Nineteen years ago, Jane Hegland accepted a job as head of the Department of Apparel Merchandising and Interior Design at South Dakota State University because she thought she could make a difference.
As she now retires from that evolved position, she is confident she has. “The primary goal when I became a department head was to really help the faculty be as engaged as they can be—I’m proud of that,” said Hegland, whose final day as head of the Department of Consumer Sciences within the College of Education and Human Sciences was June 21.
The department has a $2.1 million budget with 235 undergraduates, eight graduate students and 10 faculty plus SDSU Extension and aviation staff.
“I enjoyed working with the faculty. I hired everybody except one person. It was a very good group connection despite the diversity of programs,” said Hegland. “As department head, I proudly led the most diverse department on campus. Consumer sciences includes apparel merchandising, aviation education, consumer affairs and hospitality management as well as four stand-alone minors—events and facilities administration, financial counseling, leadership, and leadership and management of nonprofit organizations.
“In 2015, I helped transition a very successful and accredited interior design program into the newly formed School of Design.”
The School of Design is within the College of Arts, Humanities and Social Sciences. Other programs in the school are architecture, studio art, graphic design and landscape architecture.
Jill Thorngren, dean of the College of Education and Human Sciences, said, “Jane Hegland is a colleague and friend who will be dearly missed. Always up for a challenge, Jane brought together and led one of the most diverse units on campus. She oversaw first-time and continuing accreditations in aviation education, hospitality management and interior design.
“Jane’s research in textiles education and development spanned several continents and saw her travel the world to promote economic and environmental sustainability. Her commitment to excellence, student success and faculty development will have a lasting impact. I wish Jane all the best in her retirement.”
A world traveler
Hegland has also been heavily involved in international work. She made 23 trips to 16 countries between 1996 and 2015. While “they were all great,” there is one that goes into a special category, Hegland said.
She was contracted to conduct a program review in the Department of Consumer Sciences at the University of Pretoria in South Africa. When she arrived in October 2015, there was unrest on campus. “We were in lockdown for a few days … That was a little bit strange, but interesting. Nobody got hurt. The visit went fine,” she said.
Other trips include visiting Mayan weavers in Guatemala, researching small apparel and textile businesses in India, Thailand, South Africa and Russia, mapping out a travel study opportunity for SDSU students to visit Norway, taking a faculty-led trip to Indonesia and joining a professional travel study experience to Uzbekistan.
Making a better world
Stepping outside of her academic interests, Hegland also became involved in the sustainability movement.

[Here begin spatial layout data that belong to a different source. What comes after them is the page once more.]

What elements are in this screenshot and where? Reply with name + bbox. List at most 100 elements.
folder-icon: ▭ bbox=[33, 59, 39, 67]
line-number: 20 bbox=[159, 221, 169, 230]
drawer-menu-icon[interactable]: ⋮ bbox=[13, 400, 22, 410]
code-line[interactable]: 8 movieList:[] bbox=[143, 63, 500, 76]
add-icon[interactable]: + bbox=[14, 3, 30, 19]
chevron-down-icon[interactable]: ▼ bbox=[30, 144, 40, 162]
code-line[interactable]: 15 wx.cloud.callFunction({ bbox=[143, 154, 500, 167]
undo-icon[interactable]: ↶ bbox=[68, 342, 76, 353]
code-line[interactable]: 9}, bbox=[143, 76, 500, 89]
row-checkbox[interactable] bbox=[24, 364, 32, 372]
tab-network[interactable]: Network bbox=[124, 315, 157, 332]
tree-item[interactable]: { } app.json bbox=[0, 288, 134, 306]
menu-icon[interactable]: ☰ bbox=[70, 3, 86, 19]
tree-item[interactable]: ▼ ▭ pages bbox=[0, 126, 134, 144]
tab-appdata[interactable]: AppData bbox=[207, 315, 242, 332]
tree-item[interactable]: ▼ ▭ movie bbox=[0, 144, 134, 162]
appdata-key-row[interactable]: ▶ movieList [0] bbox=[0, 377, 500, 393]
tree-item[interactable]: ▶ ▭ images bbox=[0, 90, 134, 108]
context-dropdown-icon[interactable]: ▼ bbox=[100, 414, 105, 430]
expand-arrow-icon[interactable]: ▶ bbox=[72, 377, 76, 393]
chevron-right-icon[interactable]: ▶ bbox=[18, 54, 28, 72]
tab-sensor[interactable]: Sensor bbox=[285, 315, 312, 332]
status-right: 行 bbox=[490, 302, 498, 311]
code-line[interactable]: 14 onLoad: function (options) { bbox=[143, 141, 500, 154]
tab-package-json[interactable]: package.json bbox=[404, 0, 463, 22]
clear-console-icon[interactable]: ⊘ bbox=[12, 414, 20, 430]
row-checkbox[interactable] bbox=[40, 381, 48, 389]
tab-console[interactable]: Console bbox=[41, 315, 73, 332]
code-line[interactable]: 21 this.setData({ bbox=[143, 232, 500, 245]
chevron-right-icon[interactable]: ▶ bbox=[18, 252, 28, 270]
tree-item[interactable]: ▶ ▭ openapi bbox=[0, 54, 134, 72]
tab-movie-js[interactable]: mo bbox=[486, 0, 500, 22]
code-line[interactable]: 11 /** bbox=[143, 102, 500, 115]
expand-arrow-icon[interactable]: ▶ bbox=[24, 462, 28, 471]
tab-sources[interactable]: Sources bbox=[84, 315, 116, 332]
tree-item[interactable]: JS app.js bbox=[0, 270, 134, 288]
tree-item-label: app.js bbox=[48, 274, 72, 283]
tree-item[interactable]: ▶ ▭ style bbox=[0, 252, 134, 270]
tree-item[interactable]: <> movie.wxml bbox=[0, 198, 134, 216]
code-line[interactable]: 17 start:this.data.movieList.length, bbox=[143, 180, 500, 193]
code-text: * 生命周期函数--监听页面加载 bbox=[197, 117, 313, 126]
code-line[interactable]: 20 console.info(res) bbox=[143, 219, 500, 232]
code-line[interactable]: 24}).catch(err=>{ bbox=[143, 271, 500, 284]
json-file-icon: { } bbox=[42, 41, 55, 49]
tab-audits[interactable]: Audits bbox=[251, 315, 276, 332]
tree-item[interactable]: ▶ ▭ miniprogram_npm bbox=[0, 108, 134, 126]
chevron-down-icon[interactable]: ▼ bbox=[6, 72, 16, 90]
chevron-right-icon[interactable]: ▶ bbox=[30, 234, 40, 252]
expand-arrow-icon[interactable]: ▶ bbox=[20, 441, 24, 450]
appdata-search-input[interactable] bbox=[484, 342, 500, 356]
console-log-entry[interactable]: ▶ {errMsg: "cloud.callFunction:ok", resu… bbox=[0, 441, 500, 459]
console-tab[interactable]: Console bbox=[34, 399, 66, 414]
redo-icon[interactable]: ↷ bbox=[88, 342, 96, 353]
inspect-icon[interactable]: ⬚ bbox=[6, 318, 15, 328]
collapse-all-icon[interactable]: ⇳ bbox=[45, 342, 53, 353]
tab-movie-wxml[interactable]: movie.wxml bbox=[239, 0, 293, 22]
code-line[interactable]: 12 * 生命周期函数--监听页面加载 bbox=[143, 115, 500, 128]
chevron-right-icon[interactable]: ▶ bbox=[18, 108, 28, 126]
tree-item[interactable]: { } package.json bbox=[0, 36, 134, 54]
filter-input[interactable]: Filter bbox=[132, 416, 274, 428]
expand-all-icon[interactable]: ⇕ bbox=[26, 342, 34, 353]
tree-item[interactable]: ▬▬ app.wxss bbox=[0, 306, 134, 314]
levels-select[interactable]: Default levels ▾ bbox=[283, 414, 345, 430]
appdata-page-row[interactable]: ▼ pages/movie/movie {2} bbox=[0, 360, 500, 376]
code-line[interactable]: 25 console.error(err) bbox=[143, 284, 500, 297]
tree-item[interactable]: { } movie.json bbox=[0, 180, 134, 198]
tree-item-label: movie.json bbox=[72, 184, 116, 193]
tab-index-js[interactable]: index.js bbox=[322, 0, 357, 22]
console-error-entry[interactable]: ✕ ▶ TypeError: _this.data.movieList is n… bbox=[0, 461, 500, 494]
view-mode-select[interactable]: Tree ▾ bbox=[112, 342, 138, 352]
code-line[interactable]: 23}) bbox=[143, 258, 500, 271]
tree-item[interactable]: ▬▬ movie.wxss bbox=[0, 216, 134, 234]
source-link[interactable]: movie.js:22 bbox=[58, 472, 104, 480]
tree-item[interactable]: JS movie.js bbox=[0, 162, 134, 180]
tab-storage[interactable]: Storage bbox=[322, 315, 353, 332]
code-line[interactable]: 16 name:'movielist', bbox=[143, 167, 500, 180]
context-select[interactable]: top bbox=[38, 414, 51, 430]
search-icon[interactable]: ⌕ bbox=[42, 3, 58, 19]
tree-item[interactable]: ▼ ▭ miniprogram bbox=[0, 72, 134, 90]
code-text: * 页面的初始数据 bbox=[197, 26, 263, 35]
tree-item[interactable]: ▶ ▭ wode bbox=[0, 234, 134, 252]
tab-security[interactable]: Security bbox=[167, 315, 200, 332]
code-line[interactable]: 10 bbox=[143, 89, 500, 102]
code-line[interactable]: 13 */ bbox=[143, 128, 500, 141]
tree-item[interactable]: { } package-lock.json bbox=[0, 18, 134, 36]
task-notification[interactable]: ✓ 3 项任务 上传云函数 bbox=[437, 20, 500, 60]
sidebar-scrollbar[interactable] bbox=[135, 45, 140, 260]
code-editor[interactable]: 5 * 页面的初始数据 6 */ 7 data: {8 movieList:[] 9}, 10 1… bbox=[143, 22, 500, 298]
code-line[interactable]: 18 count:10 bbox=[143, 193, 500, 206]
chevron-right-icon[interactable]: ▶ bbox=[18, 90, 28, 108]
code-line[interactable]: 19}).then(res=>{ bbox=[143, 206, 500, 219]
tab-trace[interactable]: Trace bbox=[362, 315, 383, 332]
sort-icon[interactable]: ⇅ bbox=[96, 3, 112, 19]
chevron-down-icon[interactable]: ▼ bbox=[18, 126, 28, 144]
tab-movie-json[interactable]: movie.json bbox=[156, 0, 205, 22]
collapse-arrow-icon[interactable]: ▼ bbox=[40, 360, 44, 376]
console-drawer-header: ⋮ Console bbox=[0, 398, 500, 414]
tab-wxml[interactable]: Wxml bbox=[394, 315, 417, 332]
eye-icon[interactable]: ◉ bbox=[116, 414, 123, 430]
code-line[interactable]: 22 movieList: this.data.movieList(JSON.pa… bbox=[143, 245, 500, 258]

“In September 2007, an informal group was formed at SDSU: Project Sustainability @ SDSU. I brought together a group of faculty, students, administrators and community members interested in promoting wide-ranging sustainable and socially responsible practices at SDSU.
“There were scientists conducting exciting research on sustainability, building systems, local food systems, water use, landscape design and interior design as well as changes in purchasing practices, curriculum development, waste management and alternative forms of energy.
“This group, and its specific goals and recommendations, stimulated campus conversations and guided decision-making, resource use and future action in all parts of the university.
“It took some time for these efforts to gain traction, but because a small group of people showed up for a conversation in 2007, the SDSU campus, the city of Brookings and the state of South Dakota are remarkably different environments today than in 2007,” Hegland said.
Kattelmann’s duties expand
The willingness of colleagues to work hard and commit to making a difference are impressions Hegland will carry with her.
She is being joined in retirement by her husband, Steve, a fee-only financial planner. They plan to stay in Brookings and look for areas to volunteer.
The Department of Consumer Sciences will be integrated with the Department of Health and Nutritional Sciences, which is headed by Kendra Kattelmann.